Last week, my workmates bet me (an unfit chump) the princely sum of £500 that I couldn't run a 10 kilometre race in under 70 minutes.
£500 I thought... "That's a lot of money, think of all the fags and booze you can buy with that".
Of course I naively said yes and took the bet, without really considering what I was letting myself in for. It wasn't until my first training run the other night that I realised exactly how pitifully out of shape I am. Or indeed exactly how far 10 kilometres is. And that I should probably start saving the £500 I'm going to have to cough up, when I fail.
The basis for my self-doubt is the fact that I've been a smoker for nearly half of my life. I'm also partial to a bit of beige food and I enjoy a drink. A lifestyle, I think you'll agree, not really conducive with a the sport of running.

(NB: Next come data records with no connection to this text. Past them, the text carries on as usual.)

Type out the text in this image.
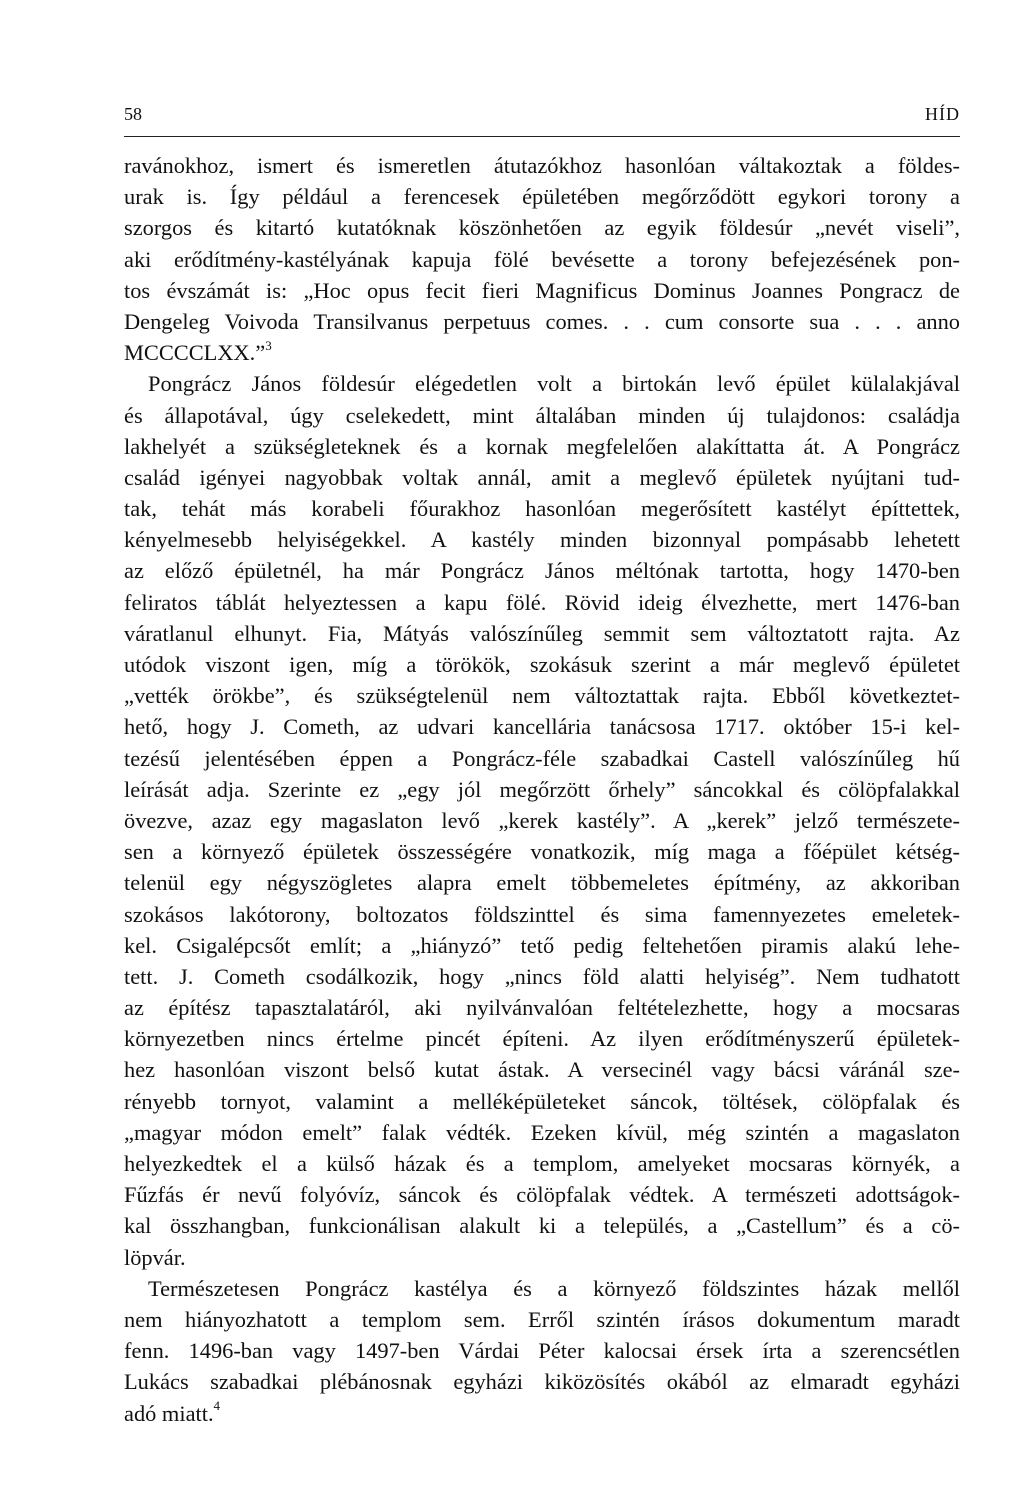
58	HÍD
ravánokhoz, ismert és ismeretlen átutazókhoz hasonlóan váltakoztak a földes-
urak is. Így például a ferencesek épületében megőrződött egykori torony a
szorgos és kitartó kutatóknak köszönhetően az egyik földesúr „nevét viseli”,
aki erődítmény-kastélyának kapuja fölé bevésette a torony befejezésének pon-
tos évszámát is: „Hoc opus fecit fieri Magnificus Dominus Joannes Pongracz de
Dengeleg Voivoda Transilvanus perpetuus comes. . . cum consorte sua . . . anno
MCCCCLXX.”$^3$
Pongrácz János földesúr elégedetlen volt a birtokán levő épület külalakjával
és állapotával, úgy cselekedett, mint általában minden új tulajdonos: családja
lakhelyét a szükségleteknek és a kornak megfelelően alakíttatta át. A Pongrácz
család igényei nagyobbak voltak annál, amit a meglevő épületek nyújtani tud-
tak, tehát más korabeli főurakhoz hasonlóan megerősített kastélyt építtettek,
kényelmesebb helyiségekkel. A kastély minden bizonnyal pompásabb lehetett
az előző épületnél, ha már Pongrácz János méltónak tartotta, hogy 1470-ben
feliratos táblát helyeztessen a kapu fölé. Rövid ideig élvezhette, mert 1476-ban
váratlanul elhunyt. Fia, Mátyás valószínűleg semmit sem változtatott rajta. Az
utódok viszont igen, míg a törökök, szokásuk szerint a már meglevő épületet
„vették örökbe”, és szükségtelenül nem változtattak rajta. Ebből következtet-
hető, hogy J. Cometh, az udvari kancellária tanácsosa 1717. október 15-i kel-
tezésű jelentésében éppen a Pongrácz-féle szabadkai Castell valószínűleg hű
leírását adja. Szerinte ez „egy jól megőrzött őrhely” sáncokkal és cölöpfalakkal
övezve, azaz egy magaslaton levő „kerek kastély”. A „kerek” jelző természete-
sen a környező épületek összességére vonatkozik, míg maga a főépület kétség-
telenül egy négyszögletes alapra emelt többemeletes építmény, az akkoriban
szokásos lakótorony, boltozatos földszinttel és sima famennyezetes emeletek-
kel. Csigalépcsőt említ; a „hiányzó” tető pedig feltehetően piramis alakú lehe-
tett. J. Cometh csodálkozik, hogy „nincs föld alatti helyiség”. Nem tudhatott
az építész tapasztalatáról, aki nyilvánvalóan feltételezhette, hogy a mocsaras
környezetben nincs értelme pincét építeni. Az ilyen erődítményszerű épületek-
hez hasonlóan viszont belső kutat ástak. A versecinél vagy bácsi váránál sze-
rényebb tornyot, valamint a melléképületeket sáncok, töltések, cölöpfalak és
„magyar módon emelt” falak védték. Ezeken kívül, még szintén a magaslaton
helyezkedtek el a külső házak és a templom, amelyeket mocsaras környék, a
Fűzfás ér nevű folyóvíz, sáncok és cölöpfalak védtek. A természeti adottságok-
kal összhangban, funkcionálisan alakult ki a település, a „Castellum” és a cö-
löpvár.
Természetesen Pongrácz kastélya és a környező földszintes házak mellől
nem hiányozhatott a templom sem. Erről szintén írásos dokumentum maradt
fenn. 1496-ban vagy 1497-ben Várdai Péter kalocsai érsek írta a szerencsétlen
Lukács szabadkai plébánosnak egyházi kiközösítés okából az elmaradt egyházi
adó miatt.$^4$
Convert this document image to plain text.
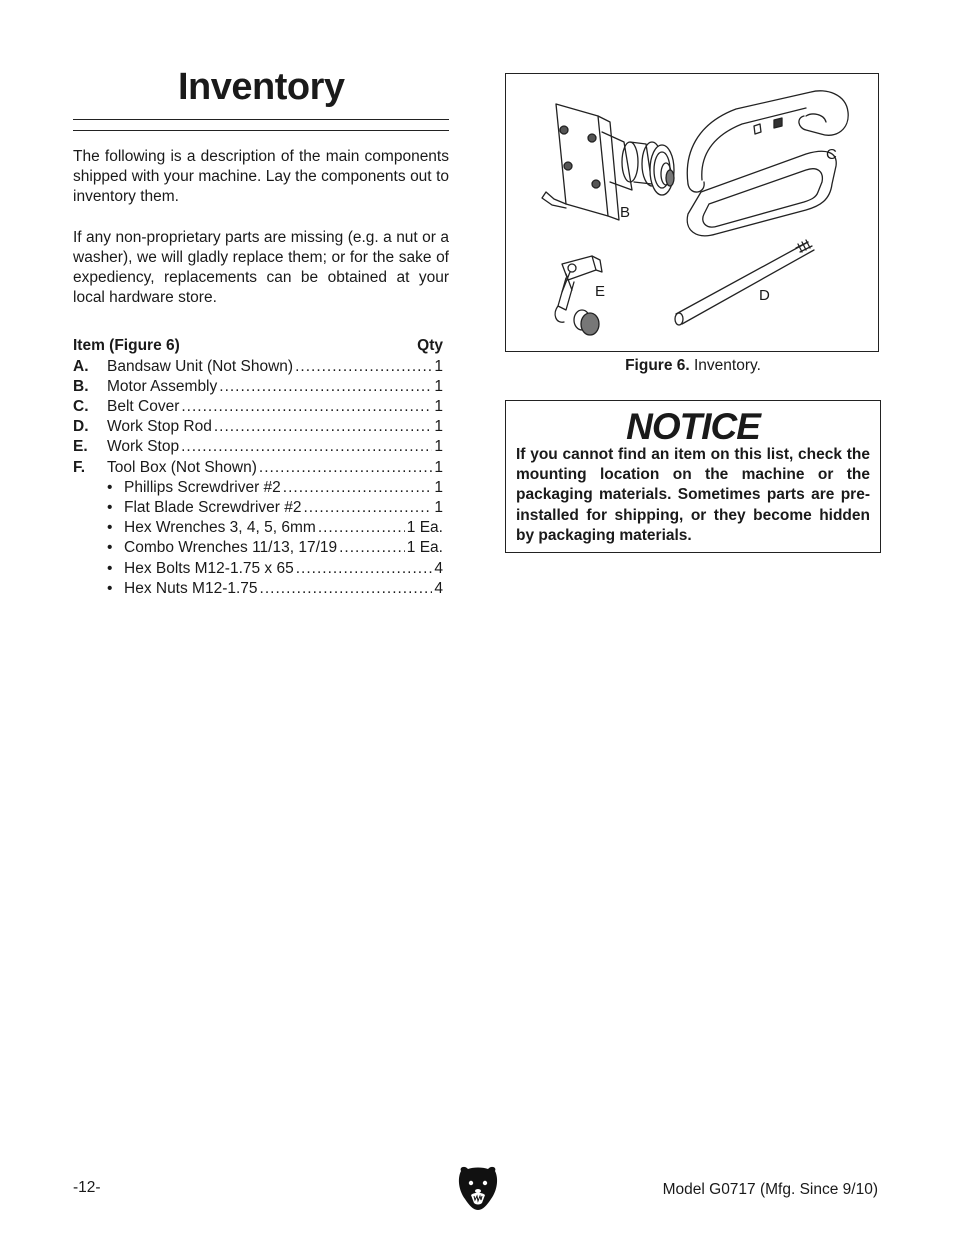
Inventory

The following is a description of the main components shipped with your machine. Lay the components out to inventory them.

If any non-proprietary parts are missing (e.g. a nut or a washer), we will gladly replace them; or for the sake of expediency, replacements can be obtained at your local hardware store.

Item (Figure 6)	Qty
A.	Bandsaw Unit (Not Shown) .....	1
B.	Motor Assembly .....	1
C.	Belt Cover .....	1
D.	Work Stop Rod .....	1
E.	Work Stop .....	1
F.	Tool Box (Not Shown) .....	1
• Phillips Screwdriver #2 .....	1
• Flat Blade Screwdriver #2 .....	1
• Hex Wrenches 3, 4, 5, 6mm .....	1 Ea.
• Combo Wrenches 11/13, 17/19 .....	1 Ea.
• Hex Bolts M12-1.75 x 65 .....	4
• Hex Nuts M12-1.75 .....	4
B
C
D
E
Figure 6. Inventory.
NOTICE
If you cannot find an item on this list, check the mounting location on the machine or the packaging materials. Sometimes parts are pre-installed for shipping, or they become hidden by packaging materials.
-12-	Model G0717 (Mfg. Since 9/10)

Sure, I can skateboard for hours on end and I can do 20 miles on my bike without too much trouble, so I am active and I'm not overweight or anything. But I haven't run any kind of distance for a long time. Not since being made to do the dreaded cross-country in school. I hated it and I hated being forced into doing it. And that instilled a fear in me – a fear of running and a fear of failing at running, which lives with me to this day. So I never ran again.
But £500 is a good motivator. It's just the kick up the backside I needed to make some changes to my lifestyle. To quit smoking, eat healthier, to forget all the negative crap and just run.
So if you seen a thin, wheezy man trudging around the streets of West Wales, in what look like shoes of lead, don't be alarmed, It's just me... training for my 10K.
I'll be uploading my progress over the next few months, with stories, photos, disappointing stats and maybe a video or two. I welcome your comments, tips and mickey-taking. So please feel free to chip in. Thanks.